Emlak piyasasında sahiplik etkisi belirgin şekilde önem
kazanır. Satıcı evinin değerini hep piyasadan daha yüksek
tahmin eder. Piyasa değerleri evsahibine genellikle
adaletsizlik, hatta arsızlık olarak görünür –çünkü evi ile
arasında duygusal bir bağ vardır. Bu duygusal bağın yarattığı
fiyat farkını da olası alıcının ödemesini ister –ki bu elbette
saçmalıktır.
Warren Buffet’ın sağ kolu Charlie Munger, sahiplik etkisini
kendi deneyimlerinden biliyor. Gençlik yıllarında ona son
derece kârlı bir yatırım önerilmiş. Ancak ne yazık ki
öncesinde parasını başka yerlere yatırmış, yani elinde nakit
kaynak yokmuş. Yeni yatırıma girmek için ortaklıklarından
birini satması gerekiyormuş, ama bunu yapmamış. Sahiplik
etkisi onu engellemiş. Böylece Munger sırf yatırımlarının
birinden kopamadığı için beş milyon doları aşan güzel bir
kazançtan olmuş.
Bir şeyden kopmak belli ki biriktirmekten daha zor geliyor
bize. Bu, evimizi neden ıvır zıvırla doldurduğumuzu gözler
önüne sermekten öte, neden pul, saat ya da sanat eseri
tutkunlarının elindekileri bu kadar ender değiş tokuş ettiğini
ve sattığını da açıklıyor.
Sahiplik etkisi sadece sahip olma durumunu değil şaşırtıcı
şekilde neredeyse-sahip olma durumunu da etkiliyor.
Christie’s ve Sotheby’s gibi açık arttırma şirketleri bundan
ekmek yiyor. Açık arttırma sırasında son ana kadar teklifte
bulunan kişi o sanat eserinin (neredeyse) ona ait olduğu
hissine kapılıyor. Bu şekilde arzulanan nesne müstakbel alıcı
için değer kazanıyor.

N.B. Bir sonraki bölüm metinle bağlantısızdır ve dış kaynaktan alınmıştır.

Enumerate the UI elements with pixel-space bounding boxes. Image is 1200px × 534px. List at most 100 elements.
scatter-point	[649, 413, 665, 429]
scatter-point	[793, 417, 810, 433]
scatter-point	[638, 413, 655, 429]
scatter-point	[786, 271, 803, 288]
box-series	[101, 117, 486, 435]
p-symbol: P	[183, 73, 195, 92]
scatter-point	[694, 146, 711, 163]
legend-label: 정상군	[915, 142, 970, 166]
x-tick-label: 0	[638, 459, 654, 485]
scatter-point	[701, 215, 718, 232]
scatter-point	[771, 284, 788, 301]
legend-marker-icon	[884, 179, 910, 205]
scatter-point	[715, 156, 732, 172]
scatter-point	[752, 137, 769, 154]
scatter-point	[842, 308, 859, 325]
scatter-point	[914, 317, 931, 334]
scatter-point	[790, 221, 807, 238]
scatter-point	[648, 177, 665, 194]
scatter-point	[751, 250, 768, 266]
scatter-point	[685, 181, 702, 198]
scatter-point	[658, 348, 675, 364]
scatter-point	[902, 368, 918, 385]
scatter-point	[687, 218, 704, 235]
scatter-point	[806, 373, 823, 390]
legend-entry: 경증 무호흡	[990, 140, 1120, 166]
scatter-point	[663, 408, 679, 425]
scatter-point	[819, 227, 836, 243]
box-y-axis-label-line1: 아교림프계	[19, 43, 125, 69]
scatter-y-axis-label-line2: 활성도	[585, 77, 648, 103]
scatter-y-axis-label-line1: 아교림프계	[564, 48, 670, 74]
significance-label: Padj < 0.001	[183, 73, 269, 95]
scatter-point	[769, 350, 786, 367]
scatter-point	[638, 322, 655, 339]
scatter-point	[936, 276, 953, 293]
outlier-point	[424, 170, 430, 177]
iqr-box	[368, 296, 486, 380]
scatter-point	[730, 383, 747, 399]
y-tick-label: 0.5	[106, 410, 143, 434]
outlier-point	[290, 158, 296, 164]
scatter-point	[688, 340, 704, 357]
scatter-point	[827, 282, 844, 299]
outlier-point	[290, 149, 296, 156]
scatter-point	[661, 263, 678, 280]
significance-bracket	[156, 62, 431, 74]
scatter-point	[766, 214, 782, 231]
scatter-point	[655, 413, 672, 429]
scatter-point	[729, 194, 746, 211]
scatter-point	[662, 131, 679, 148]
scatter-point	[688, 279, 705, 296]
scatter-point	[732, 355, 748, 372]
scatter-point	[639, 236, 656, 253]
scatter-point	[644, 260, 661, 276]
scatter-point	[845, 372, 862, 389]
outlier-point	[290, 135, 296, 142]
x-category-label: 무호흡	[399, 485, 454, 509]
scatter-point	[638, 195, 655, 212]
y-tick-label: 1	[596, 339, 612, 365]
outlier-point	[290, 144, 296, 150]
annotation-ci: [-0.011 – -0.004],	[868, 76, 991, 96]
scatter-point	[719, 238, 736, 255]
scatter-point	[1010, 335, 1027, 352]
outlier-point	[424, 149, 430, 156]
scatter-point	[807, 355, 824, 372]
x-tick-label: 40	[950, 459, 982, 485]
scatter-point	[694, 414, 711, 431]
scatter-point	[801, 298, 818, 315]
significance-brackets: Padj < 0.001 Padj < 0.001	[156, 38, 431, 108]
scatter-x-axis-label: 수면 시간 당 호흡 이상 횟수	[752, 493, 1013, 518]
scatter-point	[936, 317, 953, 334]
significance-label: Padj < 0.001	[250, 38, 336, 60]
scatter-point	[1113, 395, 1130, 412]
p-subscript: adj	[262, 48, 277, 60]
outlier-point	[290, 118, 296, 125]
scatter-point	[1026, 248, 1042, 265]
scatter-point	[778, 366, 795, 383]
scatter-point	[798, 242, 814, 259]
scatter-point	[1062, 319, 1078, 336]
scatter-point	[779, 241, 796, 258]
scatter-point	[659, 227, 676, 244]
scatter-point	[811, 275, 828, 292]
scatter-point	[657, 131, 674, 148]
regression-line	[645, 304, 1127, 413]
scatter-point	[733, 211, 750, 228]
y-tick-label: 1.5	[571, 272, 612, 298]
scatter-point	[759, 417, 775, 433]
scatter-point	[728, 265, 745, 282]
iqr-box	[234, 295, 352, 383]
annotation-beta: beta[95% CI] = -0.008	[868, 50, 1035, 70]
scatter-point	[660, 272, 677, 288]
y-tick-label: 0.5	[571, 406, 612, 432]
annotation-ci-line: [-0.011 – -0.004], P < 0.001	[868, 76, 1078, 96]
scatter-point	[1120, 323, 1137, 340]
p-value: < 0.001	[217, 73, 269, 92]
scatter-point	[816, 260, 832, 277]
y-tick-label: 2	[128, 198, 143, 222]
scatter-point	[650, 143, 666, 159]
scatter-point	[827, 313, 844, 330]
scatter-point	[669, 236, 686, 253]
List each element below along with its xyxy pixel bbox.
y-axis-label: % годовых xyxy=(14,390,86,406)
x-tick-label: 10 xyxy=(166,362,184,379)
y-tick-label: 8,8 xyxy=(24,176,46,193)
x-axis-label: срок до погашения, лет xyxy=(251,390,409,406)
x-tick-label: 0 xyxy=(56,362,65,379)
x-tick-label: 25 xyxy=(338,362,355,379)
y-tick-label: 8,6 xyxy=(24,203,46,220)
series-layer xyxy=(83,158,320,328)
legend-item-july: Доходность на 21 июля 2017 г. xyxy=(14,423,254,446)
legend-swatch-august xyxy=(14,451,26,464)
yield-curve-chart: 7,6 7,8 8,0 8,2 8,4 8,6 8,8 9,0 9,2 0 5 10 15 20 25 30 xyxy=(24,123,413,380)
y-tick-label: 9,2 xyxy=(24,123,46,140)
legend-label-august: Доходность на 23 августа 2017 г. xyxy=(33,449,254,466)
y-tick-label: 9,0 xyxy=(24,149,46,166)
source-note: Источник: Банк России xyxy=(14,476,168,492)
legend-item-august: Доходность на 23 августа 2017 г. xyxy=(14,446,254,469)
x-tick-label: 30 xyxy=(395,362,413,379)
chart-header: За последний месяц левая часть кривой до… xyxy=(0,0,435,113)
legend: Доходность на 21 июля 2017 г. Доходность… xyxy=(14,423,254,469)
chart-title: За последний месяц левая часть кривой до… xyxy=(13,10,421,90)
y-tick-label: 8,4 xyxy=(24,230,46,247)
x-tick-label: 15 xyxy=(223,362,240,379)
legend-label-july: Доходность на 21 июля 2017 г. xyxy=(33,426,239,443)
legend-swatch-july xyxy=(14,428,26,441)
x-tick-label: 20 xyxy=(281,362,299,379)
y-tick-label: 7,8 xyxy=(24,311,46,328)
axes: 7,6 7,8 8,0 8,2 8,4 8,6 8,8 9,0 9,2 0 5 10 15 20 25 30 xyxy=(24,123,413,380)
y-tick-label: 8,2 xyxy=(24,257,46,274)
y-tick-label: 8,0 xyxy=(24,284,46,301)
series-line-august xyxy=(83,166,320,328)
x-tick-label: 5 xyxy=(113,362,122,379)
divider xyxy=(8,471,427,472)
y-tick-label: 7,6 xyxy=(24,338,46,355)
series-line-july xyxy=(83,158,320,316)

Birden aslında aklında olan fiyattan
daha yüksek bir meblağ ödemeye hazır oluyor. Arttırma
yarışından çekilmek –her türlü mantığa aykırı olsa da- kayıp
olarak algılanıyor. Bu sebeple, maden işletme hakları ya da
mobil telefon frekansları gibi büyük açık arttırmalı satışlarda
sıklıkla kazananın laneti devreye giriyor: Bir arttırma
kazananının ekonomik açıdan kaybeden olduğu ortaya
çıkıyor, çünkü o kazanan fazla yüksek bir teklif vermiş
oluyor. Kazananın lanetiyle ilgili daha detaylı bilgiyi başka
bir bölümde bulabilirsiniz.
Bir işe başvurup kabul edilmediğinizde hayalkırıklığına
uğramak için sebepleriniz vardır. Son elemeye kadar ulaşmayı
başardığınızı bilip ardından red cevabı almak ise daha büyük
hayal kırıklığına sebep olur –ama bunun haklı sebepleri
yoktur. Çünkü o işi ya alırsınız ya da alamazsınız, diğer hiçbir
etkenin rol oynamaması gerekir. Sonuç: Bir şeylere sıkı sıkıya
tutunmayın. Sahip olduğunuz şeylere, “evrenin” size geçici
olarak emanet ettiği şeyler gözüyle bakın –bütün her şeyi
sizden her an geri alabileceği aklınızda olsun.